Many crowds cheered as Nelson and his wife, Winnie Madikizela were released from the prison grounds. The next year, Nelson Mandela was elected as the African National Congress’ president at the party’s first national conference. This meant talks would begin on forming a new, multi-racial democracy.
The accepting of the Nobel Peace Prize – 1993
In 1993, Nelson Mandela and the South African president President FW de Klerk were jointly awarded the Nobel Peace Prize for their efforts to bring stability to South Africa. The Nobel Committee said that both men made “a brilliant contribution to peace”.
After accepting the award, Nelson Mandela said: “We will do what we can to contribute to the renewal of our world.”
The New President – 1994
In 1994, for the first time in South Africa’s history, people from all races were able to vote in the democratic electrons. The African National Congress won the vote and Nelson Mandela became the president. He told the crowds at his inauguration on the 10th May 1994: “Let freedom reign, God bless Africa!”
His deputy, Thabo Mbeki, took over the day-to-day running of the government, which left Nelson Mandela free and to also have the chance and opportunity to promote the country abroad.
The Return to Robben Prison – February 1995
Nelson wanted to mark the 5th anniversary of his release, and decided to visit the prison he was in on Robben Island, where he spent 18 years in captivity. He made the visit in 1995 with other former prisoners who also served time on the island, where many were also forced to perform hard labour.
“Don’t call me, I’ll call you.” (1997-2010)
Nelson Mandela stepped down as the African National Congress president in 1997, and his successor, Thabo Mbeki, led the party to victory at the polls in 1999. On his 80th birthday, Nelson married his third wife, Graca Machel. This made him South Africa’s highest-profile ambassador, which meant he would campaign against HIV/AIDS, and also helped to secure the 2010 football World Cup.

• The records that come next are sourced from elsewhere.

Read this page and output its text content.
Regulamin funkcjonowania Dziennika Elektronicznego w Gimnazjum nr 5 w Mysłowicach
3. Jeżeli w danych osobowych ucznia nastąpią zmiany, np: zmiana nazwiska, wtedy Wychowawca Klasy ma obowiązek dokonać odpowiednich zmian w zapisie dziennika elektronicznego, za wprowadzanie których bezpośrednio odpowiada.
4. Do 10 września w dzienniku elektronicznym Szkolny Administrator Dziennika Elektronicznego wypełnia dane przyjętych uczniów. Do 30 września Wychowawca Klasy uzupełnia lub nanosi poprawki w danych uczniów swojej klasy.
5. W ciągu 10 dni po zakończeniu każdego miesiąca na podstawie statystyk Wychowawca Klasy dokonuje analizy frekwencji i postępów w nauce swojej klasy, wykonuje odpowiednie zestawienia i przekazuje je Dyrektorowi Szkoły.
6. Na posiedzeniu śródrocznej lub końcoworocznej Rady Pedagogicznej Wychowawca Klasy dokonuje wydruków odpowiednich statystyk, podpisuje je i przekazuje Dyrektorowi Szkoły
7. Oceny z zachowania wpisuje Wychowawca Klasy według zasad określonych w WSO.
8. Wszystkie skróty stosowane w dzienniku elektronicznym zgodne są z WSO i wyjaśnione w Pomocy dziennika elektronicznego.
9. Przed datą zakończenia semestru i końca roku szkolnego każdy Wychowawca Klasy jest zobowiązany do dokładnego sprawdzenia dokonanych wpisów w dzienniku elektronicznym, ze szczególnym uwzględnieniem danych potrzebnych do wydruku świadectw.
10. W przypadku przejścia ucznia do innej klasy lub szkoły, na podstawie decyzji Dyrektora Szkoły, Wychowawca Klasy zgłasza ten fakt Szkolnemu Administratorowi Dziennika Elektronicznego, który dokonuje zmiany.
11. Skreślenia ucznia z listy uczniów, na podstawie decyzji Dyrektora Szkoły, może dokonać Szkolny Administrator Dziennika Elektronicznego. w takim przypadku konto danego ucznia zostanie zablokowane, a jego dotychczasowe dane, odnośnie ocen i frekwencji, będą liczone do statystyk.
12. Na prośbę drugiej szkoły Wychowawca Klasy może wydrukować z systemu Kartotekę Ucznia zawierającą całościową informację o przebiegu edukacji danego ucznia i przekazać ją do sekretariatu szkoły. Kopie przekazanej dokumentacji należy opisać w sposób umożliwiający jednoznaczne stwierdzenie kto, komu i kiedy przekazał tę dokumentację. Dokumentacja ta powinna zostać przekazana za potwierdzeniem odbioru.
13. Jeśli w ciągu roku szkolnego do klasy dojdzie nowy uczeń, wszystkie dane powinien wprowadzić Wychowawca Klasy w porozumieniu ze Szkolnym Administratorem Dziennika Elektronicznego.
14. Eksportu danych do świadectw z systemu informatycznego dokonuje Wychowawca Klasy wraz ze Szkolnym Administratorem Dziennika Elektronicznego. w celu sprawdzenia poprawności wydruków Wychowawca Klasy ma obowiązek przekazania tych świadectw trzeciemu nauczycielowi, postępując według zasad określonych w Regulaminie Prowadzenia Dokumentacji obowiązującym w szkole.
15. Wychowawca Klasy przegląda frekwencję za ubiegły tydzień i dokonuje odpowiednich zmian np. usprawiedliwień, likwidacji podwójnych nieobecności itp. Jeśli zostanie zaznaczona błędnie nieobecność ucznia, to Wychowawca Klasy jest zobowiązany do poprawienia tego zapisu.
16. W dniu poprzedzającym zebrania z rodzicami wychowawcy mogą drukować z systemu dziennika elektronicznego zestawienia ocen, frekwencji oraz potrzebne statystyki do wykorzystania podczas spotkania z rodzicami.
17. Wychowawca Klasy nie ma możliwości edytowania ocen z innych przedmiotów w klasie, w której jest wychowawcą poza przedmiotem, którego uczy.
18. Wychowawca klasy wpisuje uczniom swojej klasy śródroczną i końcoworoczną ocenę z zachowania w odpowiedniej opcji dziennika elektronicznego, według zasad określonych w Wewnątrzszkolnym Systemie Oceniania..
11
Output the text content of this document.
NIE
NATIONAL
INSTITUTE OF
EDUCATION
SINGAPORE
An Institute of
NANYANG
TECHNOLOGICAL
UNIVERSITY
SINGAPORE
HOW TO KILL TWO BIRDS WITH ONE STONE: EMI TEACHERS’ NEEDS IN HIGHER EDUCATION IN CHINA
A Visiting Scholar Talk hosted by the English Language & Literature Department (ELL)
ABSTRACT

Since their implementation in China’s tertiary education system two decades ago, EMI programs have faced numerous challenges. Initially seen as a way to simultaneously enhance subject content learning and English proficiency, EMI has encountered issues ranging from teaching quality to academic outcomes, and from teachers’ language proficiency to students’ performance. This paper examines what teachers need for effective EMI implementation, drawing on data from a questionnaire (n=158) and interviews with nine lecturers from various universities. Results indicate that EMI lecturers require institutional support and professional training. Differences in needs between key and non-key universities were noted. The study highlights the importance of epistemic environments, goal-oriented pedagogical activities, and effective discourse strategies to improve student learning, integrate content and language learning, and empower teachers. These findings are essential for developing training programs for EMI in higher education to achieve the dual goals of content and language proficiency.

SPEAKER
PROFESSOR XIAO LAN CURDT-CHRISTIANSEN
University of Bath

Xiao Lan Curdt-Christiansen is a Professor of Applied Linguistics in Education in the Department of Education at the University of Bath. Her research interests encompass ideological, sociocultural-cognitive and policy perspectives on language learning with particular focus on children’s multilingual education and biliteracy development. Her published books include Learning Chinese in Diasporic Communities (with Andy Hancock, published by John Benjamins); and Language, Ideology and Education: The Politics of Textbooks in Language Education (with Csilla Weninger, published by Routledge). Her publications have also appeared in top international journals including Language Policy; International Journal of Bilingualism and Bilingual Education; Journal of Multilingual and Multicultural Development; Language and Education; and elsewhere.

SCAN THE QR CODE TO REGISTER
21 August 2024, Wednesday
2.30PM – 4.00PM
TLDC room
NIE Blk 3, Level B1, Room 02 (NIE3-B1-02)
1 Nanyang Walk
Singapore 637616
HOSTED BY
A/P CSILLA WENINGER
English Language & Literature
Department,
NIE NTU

In 2004, Nelson announced his retirement from public life. Joking with the reporters, Mr Mandela said: “Don’t call me, I’ll call you.”
Nelson Mandela’s 90th Birthday Party (2008)
A lot of musicians, film stars and politicians joined Nelson Mandela at a concert in London’s Hyde Park in 2008 to celebrate his 90th birthday. When speaking to the crowd, he said: “It is time for new hands to lift the burdens, it is in your hands now.”
The Battle of Nelson’s Illness (2013)
Nelson Mandela made few public appearances after celebrating his 90th birthday, despite appearing at the closing ceremony of the 2010 football World Cup, which was hosted by South Africa. At the beginning of January 2011, Nelson Mandela was admitted to hospital after suffering from a respiratory infection, and suffered repeated infections over the course of the next 2 years. His lungs were said to have been damaged where he worked in a prison quarry.
Nelson Mandela died at home peacefully last night at the age of 95.
We will all miss you Nelson Rolihlahla Madiba Mandela, you are a true icon, and you will never be forgotten.
Thank you for taking the time to read the post as the timeline of events unfolded, it was really appreciated.